Thank you, Occupy Wall Street and the Occupy movement.

A courageous and committed band of protesters, first in New York and then across the nation, occupied public space to force a public debate on how to remake our economy and democracy so that it serves the 99 percent rather than Wall Street.

Those protesters succeeded in ways far more profound than anyone could reasonably have anticipated. And, while the occupations have ended -- thanks in no small part to a harsh police crackdown -- it would be a mistake to assume the Occupy movement is over. Social movements have a way of metamorphosing and resurging in unpredictable ways.

Surely the conditions that gave rise to the Occupy movement have not changed. Poverty rates are at their highest levels since adoption of the Great Society programs. Economic inequality is worsening. "The rise in inequality seems to be driven by gains at the upper end of the income spectrum and declines in the middle class," notes Business Week. And every political ad on TV is a reminder of the obscene corporate and super-wealthy spending on this election, with most of the funding for outside organizations running through Dark Money groups not required to disclose their financial backers.

Part of Occupy's success was tied to its audacity, to borrow a word that has perhaps fallen out of favor, the demand for far-reaching and fundamental reform to address deep and systemic problems.

Yes, we need full and robust implementation of the Dodd-Frank Act (and the regulators are far behind schedule, and Wall Street is working hard to block their efforts), but we also need tougher measures. We need to break up the biggest banks. We need a financial speculation tax.

Yes, we need rules mandating the disclosure of corporate and superrich campaign spending. But we also need a constitutional amendment to overturn Citizens United v. Federal Election Commission, Buckley v. Valeo and other decisions that prevent Congress and the states from regulating corporate and other campaign spending, and wrongly empower corporations to claim the rights intended for We, the People. Real, live, breathing persons; that is, not giant corporations. And of course, we also need a system of public funding of our public elections.
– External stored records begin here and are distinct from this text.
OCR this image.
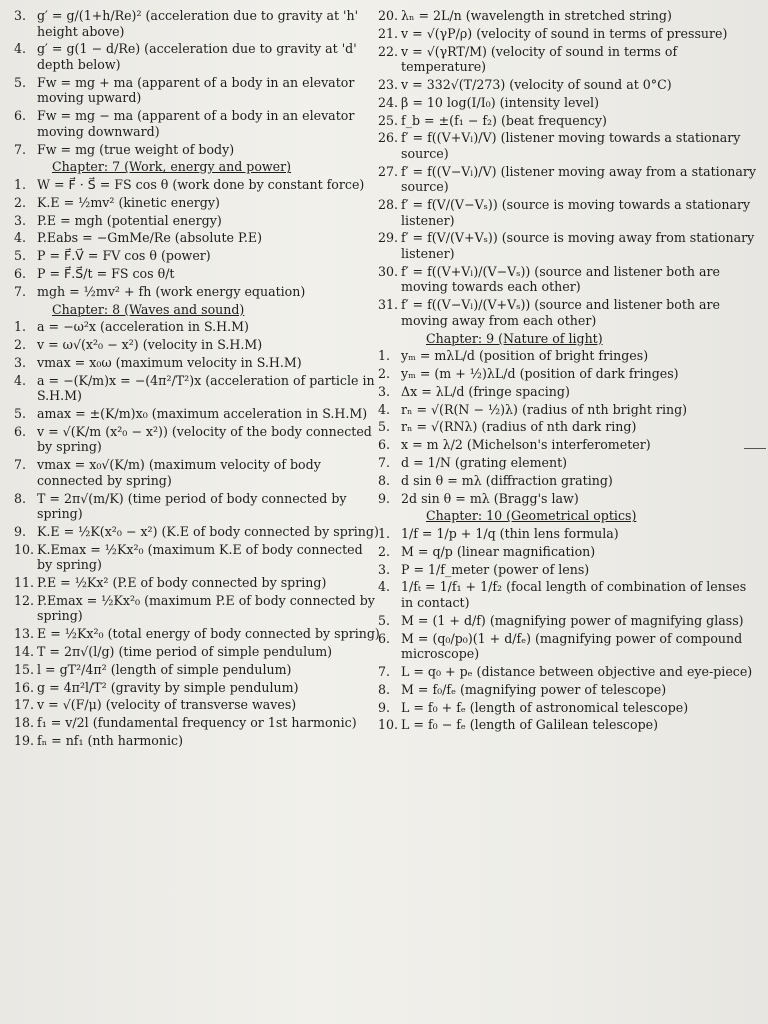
3. g′ = g/(1+h/Re)² (acceleration due to gravity at 'h' height above)
4. g′ = g(1 − d/Re) (acceleration due to gravity at 'd' depth below)
5. Fw = mg + ma (apparent of a body in an elevator moving upward)
6. Fw = mg − ma (apparent of a body in an elevator moving downward)
7. Fw = mg (true weight of body)
Chapter: 7 (Work, energy and power)
1. W = F⃗ · S⃗ = FS cos θ (work done by constant force)
2. K.E = ½mv² (kinetic energy)
3. P.E = mgh (potential energy)
4. P.Eabs = −GmMe/Re (absolute P.E)
5. P = F⃗.V⃗ = FV cos θ (power)
6. P = F⃗.S⃗/t = FS cos θ/t
7. mgh = ½mv² + fh (work energy equation)
Chapter: 8 (Waves and sound)
1. a = −ω²x (acceleration in S.H.M)
2. v = ω√(x²₀ − x²) (velocity in S.H.M)
3. vmax = x₀ω (maximum velocity in S.H.M)
4. a = −(K/m)x = −(4π²/T²)x (acceleration of particle in S.H.M)
5. amax = ±(K/m)x₀ (maximum acceleration in S.H.M)
6. v = √(K/m (x²₀ − x²)) (velocity of the body connected by spring)
7. vmax = x₀√(K/m) (maximum velocity of body connected by spring)
8. T = 2π√(m/K) (time period of body connected by spring)
9. K.E = ½K(x²₀ − x²) (K.E of body connected by spring)
10. K.Emax = ½Kx²₀ (maximum K.E of body connected by spring)
11. P.E = ½Kx² (P.E of body connected by spring)
12. P.Emax = ½Kx²₀ (maximum P.E of body connected by spring)
13. E = ½Kx²₀ (total energy of body connected by spring)
14. T = 2π√(l/g) (time period of simple pendulum)
15. l = gT²/4π² (length of simple pendulum)
16. g = 4π²l/T² (gravity by simple pendulum)
17. v = √(F/μ) (velocity of transverse waves)
18. f₁ = v/2l (fundamental frequency or 1st harmonic)
19. fₙ = nf₁ (nth harmonic)
20. λₙ = 2L/n (wavelength in stretched string)
21. v = √(γP/ρ) (velocity of sound in terms of pressure)
22. v = √(γRT/M) (velocity of sound in terms of temperature)
23. v = 332√(T/273) (velocity of sound at 0°C)
24. β = 10 log(I/I₀) (intensity level)
25. f_b = ±(f₁ − f₂) (beat frequency)
26. f′ = f((V+Vₗ)/V) (listener moving towards a stationary source)
27. f′ = f((V−Vₗ)/V) (listener moving away from a stationary source)
28. f′ = f(V/(V−Vₛ)) (source is moving towards a stationary listener)
29. f′ = f(V/(V+Vₛ)) (source is moving away from stationary listener)
30. f′ = f((V+Vₗ)/(V−Vₛ)) (source and listener both are moving towards each other)
31. f′ = f((V−Vₗ)/(V+Vₛ)) (source and listener both are moving away from each other)
Chapter: 9 (Nature of light)
1. yₘ = mλL/d (position of bright fringes)
2. yₘ = (m + ½)λL/d (position of dark fringes)
3. Δx = λL/d (fringe spacing)
4. rₙ = √(R(N − ½)λ) (radius of nth bright ring)
5. rₙ = √(RNλ) (radius of nth dark ring)
6. x = m λ/2 (Michelson's interferometer)
7. d = 1/N (grating element)
8. d sin θ = mλ (diffraction grating)
9. 2d sin θ = mλ (Bragg's law)
Chapter: 10 (Geometrical optics)
1. 1/f = 1/p + 1/q (thin lens formula)
2. M = q/p (linear magnification)
3. P = 1/f_meter (power of lens)
4. 1/fₜ = 1/f₁ + 1/f₂ (focal length of combination of lenses in contact)
5. M = (1 + d/f) (magnifying power of magnifying glass)
6. M = (q₀/p₀)(1 + d/fₑ) (magnifying power of compound microscope)
7. L = q₀ + pₑ (distance between objective and eye-piece)
8. M = f₀/fₑ (magnifying power of telescope)
9. L = f₀ + fₑ (length of astronomical telescope)
10. L = f₀ − fₑ (length of Galilean telescope)
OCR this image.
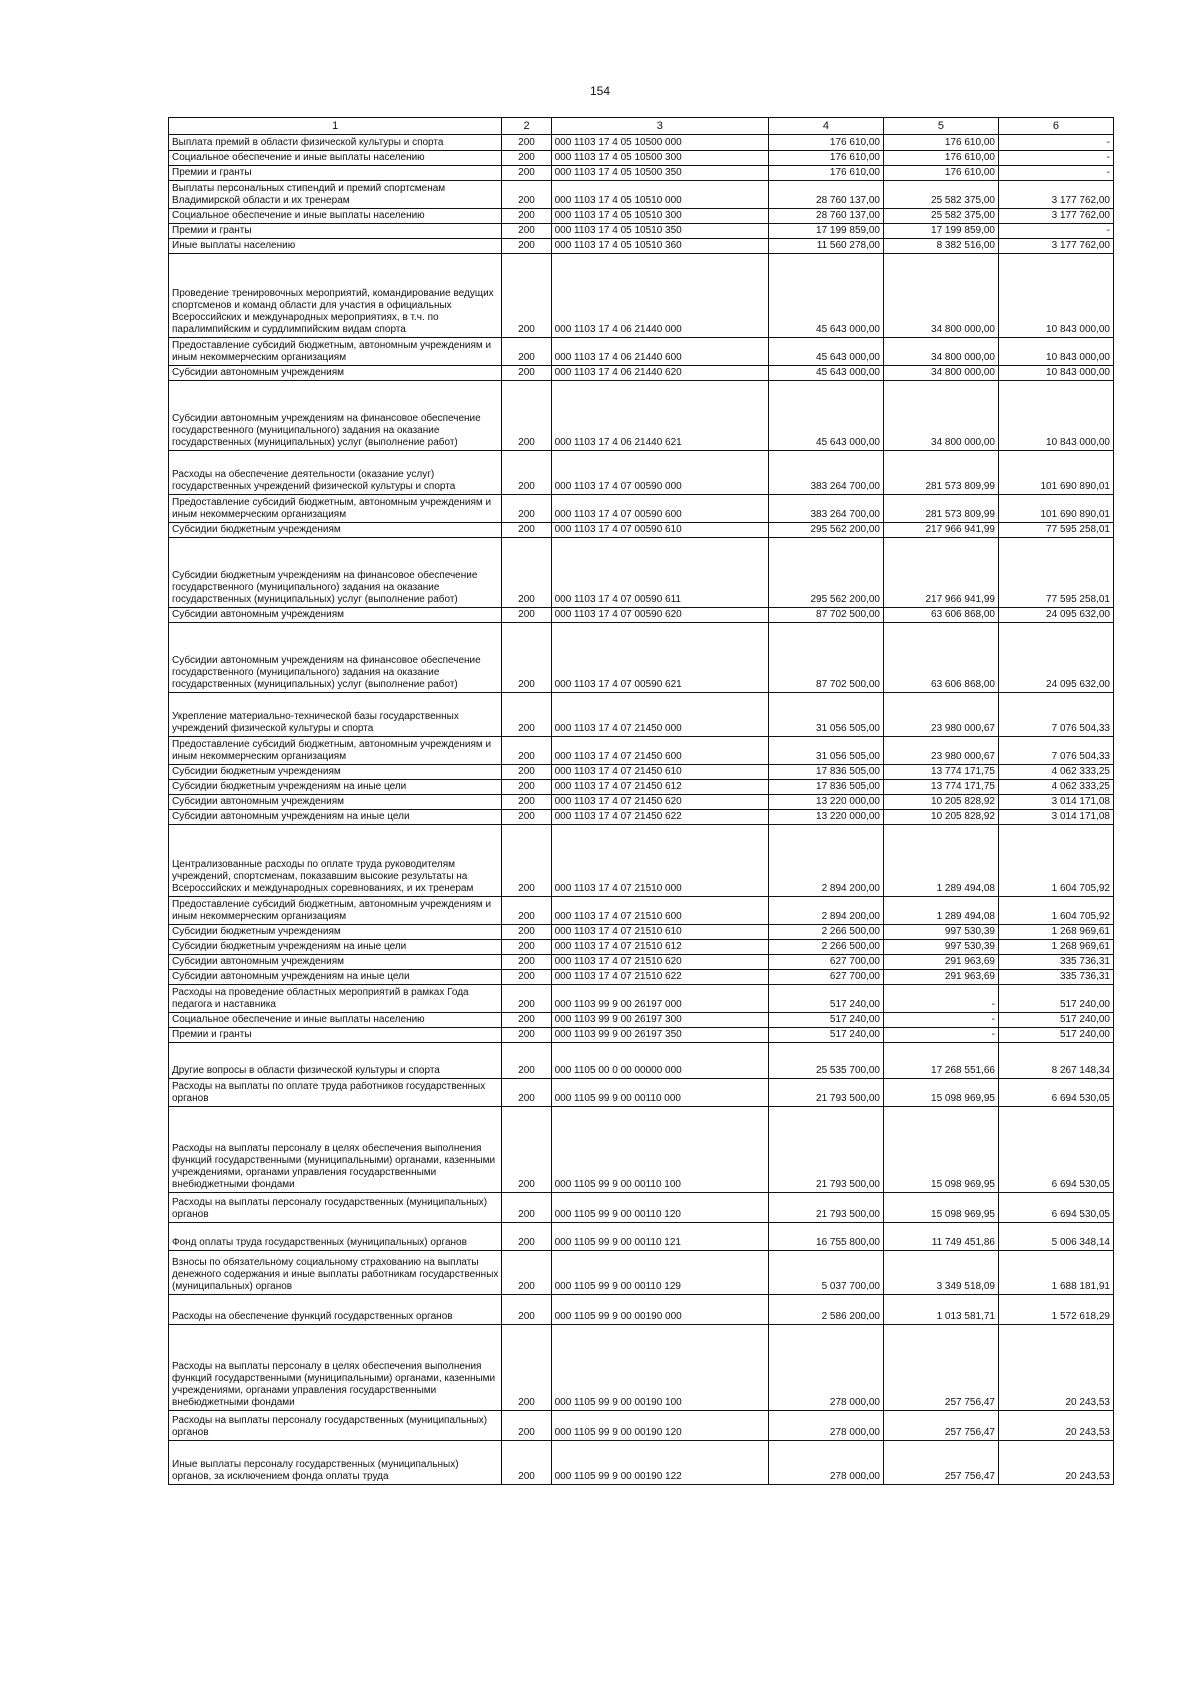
154
1	2	3	4	5	6
Выплата премий в области физической культуры и спорта	200	000 1103 17 4 05 10500 000	176 610,00	176 610,00	-
Социальное обеспечение и иные выплаты населению	200	000 1103 17 4 05 10500 300	176 610,00	176 610,00	-
Премии и гранты	200	000 1103 17 4 05 10500 350	176 610,00	176 610,00	-
Выплаты персональных стипендий и премий спортсменам Владимирской области и их тренерам	200	000 1103 17 4 05 10510 000	28 760 137,00	25 582 375,00	3 177 762,00
Социальное обеспечение и иные выплаты населению	200	000 1103 17 4 05 10510 300	28 760 137,00	25 582 375,00	3 177 762,00
Премии и гранты	200	000 1103 17 4 05 10510 350	17 199 859,00	17 199 859,00	-
Иные выплаты населению	200	000 1103 17 4 05 10510 360	11 560 278,00	8 382 516,00	3 177 762,00
Проведение тренировочных мероприятий, командирование ведущих спортсменов и команд области для участия в официальных Всероссийских и международных мероприятиях, в т.ч. по паралимпийским и сурдлимпийским видам спорта	200	000 1103 17 4 06 21440 000	45 643 000,00	34 800 000,00	10 843 000,00
Предоставление субсидий бюджетным, автономным учреждениям и иным некоммерческим организациям	200	000 1103 17 4 06 21440 600	45 643 000,00	34 800 000,00	10 843 000,00
Субсидии автономным учреждениям	200	000 1103 17 4 06 21440 620	45 643 000,00	34 800 000,00	10 843 000,00
Субсидии автономным учреждениям на финансовое обеспечение государственного (муниципального) задания на оказание государственных (муниципальных) услуг (выполнение работ)	200	000 1103 17 4 06 21440 621	45 643 000,00	34 800 000,00	10 843 000,00
Расходы на обеспечение деятельности (оказание услуг) государственных учреждений физической культуры и спорта	200	000 1103 17 4 07 00590 000	383 264 700,00	281 573 809,99	101 690 890,01
Предоставление субсидий бюджетным, автономным учреждениям и иным некоммерческим организациям	200	000 1103 17 4 07 00590 600	383 264 700,00	281 573 809,99	101 690 890,01
Субсидии бюджетным учреждениям	200	000 1103 17 4 07 00590 610	295 562 200,00	217 966 941,99	77 595 258,01
Субсидии бюджетным учреждениям на финансовое обеспечение государственного (муниципального) задания на оказание государственных (муниципальных) услуг (выполнение работ)	200	000 1103 17 4 07 00590 611	295 562 200,00	217 966 941,99	77 595 258,01
Субсидии автономным учреждениям	200	000 1103 17 4 07 00590 620	87 702 500,00	63 606 868,00	24 095 632,00
Субсидии автономным учреждениям на финансовое обеспечение государственного (муниципального) задания на оказание государственных (муниципальных) услуг (выполнение работ)	200	000 1103 17 4 07 00590 621	87 702 500,00	63 606 868,00	24 095 632,00
Укрепление материально-технической базы государственных учреждений физической культуры и спорта	200	000 1103 17 4 07 21450 000	31 056 505,00	23 980 000,67	7 076 504,33
Предоставление субсидий бюджетным, автономным учреждениям и иным некоммерческим организациям	200	000 1103 17 4 07 21450 600	31 056 505,00	23 980 000,67	7 076 504,33
Субсидии бюджетным учреждениям	200	000 1103 17 4 07 21450 610	17 836 505,00	13 774 171,75	4 062 333,25
Субсидии бюджетным учреждениям на иные цели	200	000 1103 17 4 07 21450 612	17 836 505,00	13 774 171,75	4 062 333,25
Субсидии автономным учреждениям	200	000 1103 17 4 07 21450 620	13 220 000,00	10 205 828,92	3 014 171,08
Субсидии автономным учреждениям на иные цели	200	000 1103 17 4 07 21450 622	13 220 000,00	10 205 828,92	3 014 171,08
Централизованные расходы по оплате труда руководителям учреждений, спортсменам, показавшим высокие результаты на Всероссийских и международных соревнованиях, и их тренерам	200	000 1103 17 4 07 21510 000	2 894 200,00	1 289 494,08	1 604 705,92
Предоставление субсидий бюджетным, автономным учреждениям и иным некоммерческим организациям	200	000 1103 17 4 07 21510 600	2 894 200,00	1 289 494,08	1 604 705,92
Субсидии бюджетным учреждениям	200	000 1103 17 4 07 21510 610	2 266 500,00	997 530,39	1 268 969,61
Субсидии бюджетным учреждениям на иные цели	200	000 1103 17 4 07 21510 612	2 266 500,00	997 530,39	1 268 969,61
Субсидии автономным учреждениям	200	000 1103 17 4 07 21510 620	627 700,00	291 963,69	335 736,31
Субсидии автономным учреждениям на иные цели	200	000 1103 17 4 07 21510 622	627 700,00	291 963,69	335 736,31
Расходы на проведение областных мероприятий в рамках Года педагога и наставника	200	000 1103 99 9 00 26197 000	517 240,00	-	517 240,00
Социальное обеспечение и иные выплаты населению	200	000 1103 99 9 00 26197 300	517 240,00	-	517 240,00
Премии и гранты	200	000 1103 99 9 00 26197 350	517 240,00	-	517 240,00
Другие вопросы в области физической культуры и спорта	200	000 1105 00 0 00 00000 000	25 535 700,00	17 268 551,66	8 267 148,34
Расходы на выплаты по оплате труда работников государственных органов	200	000 1105 99 9 00 00110 000	21 793 500,00	15 098 969,95	6 694 530,05
Расходы на выплаты персоналу в целях обеспечения выполнения функций государственными (муниципальными) органами, казенными учреждениями, органами управления государственными внебюджетными фондами	200	000 1105 99 9 00 00110 100	21 793 500,00	15 098 969,95	6 694 530,05
Расходы на выплаты персоналу государственных (муниципальных) органов	200	000 1105 99 9 00 00110 120	21 793 500,00	15 098 969,95	6 694 530,05
Фонд оплаты труда государственных (муниципальных) органов	200	000 1105 99 9 00 00110 121	16 755 800,00	11 749 451,86	5 006 348,14
Взносы по обязательному социальному страхованию на выплаты денежного содержания и иные выплаты работникам государственных (муниципальных) органов	200	000 1105 99 9 00 00110 129	5 037 700,00	3 349 518,09	1 688 181,91
Расходы на обеспечение функций государственных органов	200	000 1105 99 9 00 00190 000	2 586 200,00	1 013 581,71	1 572 618,29
Расходы на выплаты персоналу в целях обеспечения выполнения функций государственными (муниципальными) органами, казенными учреждениями, органами управления государственными внебюджетными фондами	200	000 1105 99 9 00 00190 100	278 000,00	257 756,47	20 243,53
Расходы на выплаты персоналу государственных (муниципальных) органов	200	000 1105 99 9 00 00190 120	278 000,00	257 756,47	20 243,53
Иные выплаты персоналу государственных (муниципальных) органов, за исключением фонда оплаты труда	200	000 1105 99 9 00 00190 122	278 000,00	257 756,47	20 243,53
We need a jobs program commensurate with the scale of the hardship inflicted by the Wall Street-created Great Recession, with the unemployed put back to work retrofitting energy-inefficient buildings, teaching children and meeting other, pressing unmet needs. We surely need to stop entering NAFTA-style trade deals -- like the Trans-Pacific Partnership, under negotiation right now -- that cost jobs, drive down wages and enhance multinationals' power.

As the Occupy movement reconfigures over time, the challenge it faces -- but more profoundly, the problem that all Americans face -- is mobilizing an even stronger movement. This must be a movement strong enough not just to force attention to the problems that the corporate 1 percent would rather see ignored, but also to force adoption of the known and available solutions to the great ailments of this country, and the planet.